Our World in Data is a truly excellent resource for high quality data across a wide range of topics. For example, during acute phase of the Covid19 pandemic, Our World in Data created and hosted many analyses of Covid19 disease data.

Relevant to this assignment are three, linked datasets from the Gallup world happiness surveys, averaged by country for a range of years, and then aligned with data from national sources related to GDP, homicide rates per 100,000 population, size of the population, and life-expectancy. Linked below, lightly cleaned tab separated file (.tsv) versions

• gdp-vs-happiness.tsv

• homicide-rate-unodc.tsv

• life-satisfaction-vs-life-expectancy.tsv

What you are to implement

This assignment mirrors some of the steps required for any data-science analysis. In particularly, you will be implementing a data-cleaning stage and an analysis stage.

Data Cleaning

You are to create a top level Bash script, called cantril_data_cleaning (Note: No suffix!), which will use Bash plus Shell tools, to clean the data. cantril_data_cleaning expects three .tsv files corresponding to the three files from Our World in Data. The input files may be in any order. The output is expected to be a tab-separated data directed, as before, to standard output.

The overall program should, for a given datafile:

• Based on the header (i.e. top) line, make sure that the file is a tab-separated format file

• Also based on the header line, report any lines that do not have the same number of cells. (Cells are allowed be empty.)

• Remove the column with header Continent, which is sparsely populated and is not present in one of the files.

• Ignore the rows that do not represent countries (the country code field is empty)

• Ignore the rows for years outside those for which we have at least some Cantril data as that is what we will be using. In practice, this means only include years from 2011 to 2021, inclusive.

The output file sent to stdout should have rows with the data in the following order (tab separated):

<Entity/Country> <Code> <Year> <GDP per capita> <Population> <Homicide Rate> <Life Expectancy> <Cantril Ladder score>

While the contents of the input files may change, and the order that they are provided to cantril_data_cleaning may vary, you can assume that the order of the columns in the various input files will not change.

Hint: You will notice that the country year combination of cells is unique within each of the three input files.

Here is a sample output file: sample1.tsv

Finding the best predictor of world happiness.

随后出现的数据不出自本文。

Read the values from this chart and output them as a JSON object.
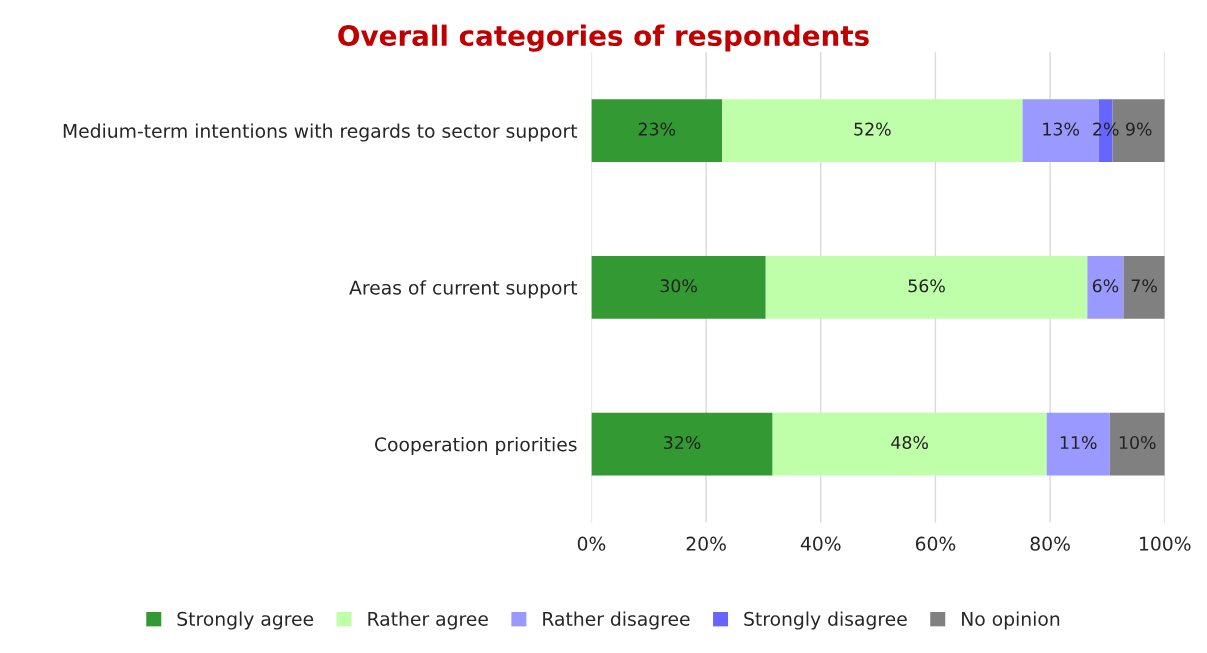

You are to create a program where the top-level script is called best_predictor. best_predictor has a single input, the cleaned datafile produced by cantril_data_cleaning. What the program is seeking is the best predictor of Cantril-ladder life-satisfaction scores, based on the other data, which are thought to generally influence life-satisfaction across the community: GDP per capita, Population, Homicide Rate per 100,000 and Life Expectancy. (In the case of homicide rate per 100,000 population, it would presumably be an inverse correlation.) The method is: for each predictor, for each country, compute the correlation (also known as the Pearson correlation) between the predictor and the associated Cantril Ladder score. (The link provided includes both a definition of correlation, and a worked example.) The mean correlation for a given predictor is then computed across all the countries, and the best of the four predictors will have the largest absolute value.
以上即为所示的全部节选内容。